Until the M1 motorway was completed in the 1960s this route formed the main route between Rugby and Leicester; but since that time it has become much quieter, for all but local traffic uses the motorway. However, the local traffic has increased as Magna Park, a prominent East Midlands warehouse facility, has developed close to Lutterworth. Broughton Astley, a couple of miles north-west of Dunton Bassett, and other local villages can often become congested with goods vehicles en route between Magna Park, the M1 motorway and the M6 motorway. At rush hours the road can become gridlocked and reduced to less than 40 mph, in particular for the reason that agricultural traffic frequently uses the stretch. Hence, journeys between Blaby and Rugby during rush hour can take much longer than anticipated.

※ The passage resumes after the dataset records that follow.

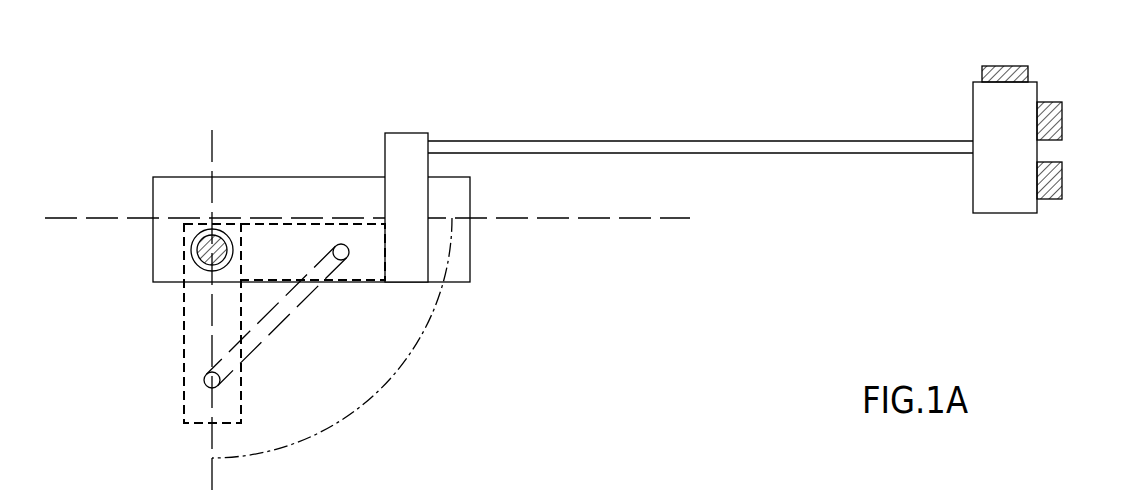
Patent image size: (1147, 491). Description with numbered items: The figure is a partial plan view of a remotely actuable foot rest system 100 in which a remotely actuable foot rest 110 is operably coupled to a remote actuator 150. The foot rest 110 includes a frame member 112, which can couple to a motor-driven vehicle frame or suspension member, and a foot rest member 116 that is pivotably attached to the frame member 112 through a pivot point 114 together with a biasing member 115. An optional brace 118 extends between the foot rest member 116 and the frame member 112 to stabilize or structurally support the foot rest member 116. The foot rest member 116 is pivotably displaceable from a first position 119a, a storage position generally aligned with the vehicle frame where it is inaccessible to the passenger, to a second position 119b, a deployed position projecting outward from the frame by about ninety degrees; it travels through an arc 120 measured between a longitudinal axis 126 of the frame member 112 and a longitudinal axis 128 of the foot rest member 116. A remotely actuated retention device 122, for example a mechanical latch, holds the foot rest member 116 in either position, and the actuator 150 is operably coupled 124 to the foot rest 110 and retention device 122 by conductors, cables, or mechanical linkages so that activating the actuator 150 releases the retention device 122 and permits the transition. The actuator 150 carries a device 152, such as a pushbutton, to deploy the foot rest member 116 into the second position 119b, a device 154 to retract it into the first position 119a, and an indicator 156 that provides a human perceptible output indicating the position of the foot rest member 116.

The remotely actuable foot rest system 100 is at (822, 106).
The remotely actuable foot rest 110 is at (148, 318).
The frame member 112 is at (305, 177).
The pivot point 114 is at (196, 236).
The biasing member 115 is at (190, 252).
The foot rest member 116 is at (285, 222).
The brace 118 is at (283, 322).
The first position 119a is at (301, 263).
The second position 119b is at (235, 323).
The arc 120 is at (398, 372).
The remotely actuated retention device 122 is at (405, 133).
The coupling 124 is at (775, 155).
The longitudinal axis of the frame member 126 is at (560, 220).
The longitudinal axis of the foot rest member 128 is at (212, 483).
The actuator 150 is at (1012, 225).
The device to deploy 152 is at (1062, 120).
The device to retract 154 is at (1062, 182).
The indicator 156 is at (1008, 66).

The A426 crosses the route of the former A45 in Dunchurch; this formed one of the main routes between the Midlands and the South East. Dunchurch is now bypassed to the south by the M45 motorway, and the A426 no longer meets the A45.

==Route==
The A426 begins on the Leicester Inner Ring Road and heads south through the suburbs of the city, crossing the Outer Ring Road and bypassing the village of Blaby. It crosses over the M1, to which it runs parallel for the next 10 mi or so. The road becomes rural in nature until it enters the small town of Lutterworth and crosses the A4303 Southern Bypass. A further 2 mi south, it crosses the A5 Watling Street at the Gibbet Roundabout, and eventually the M6 junction 1. It begins a descent into Rugby as a dual carriageway, with five local access roundabouts. Approaching the town centre, the road becomes single-carriageway again and crosses under the West Coast Main Line. It passes the main town centre to the west and heads southward out of the town towards Dunchurch, after which it passes over the M45 and again becomes a rural road for its final stretch, terminating at the A423 Southam bypass.

==Former routes==
The A426, compared to other routes is a relatively untouched road, with only a single bypass:
- The road used to travel through the village of Blaby, which is now bypassed.

==Bus corridor==
A controversial 2012 decision to allow a bus corridor to be constructed on the A426 from Blaby into Leicester was given the go-ahead, despite heavy local opposition.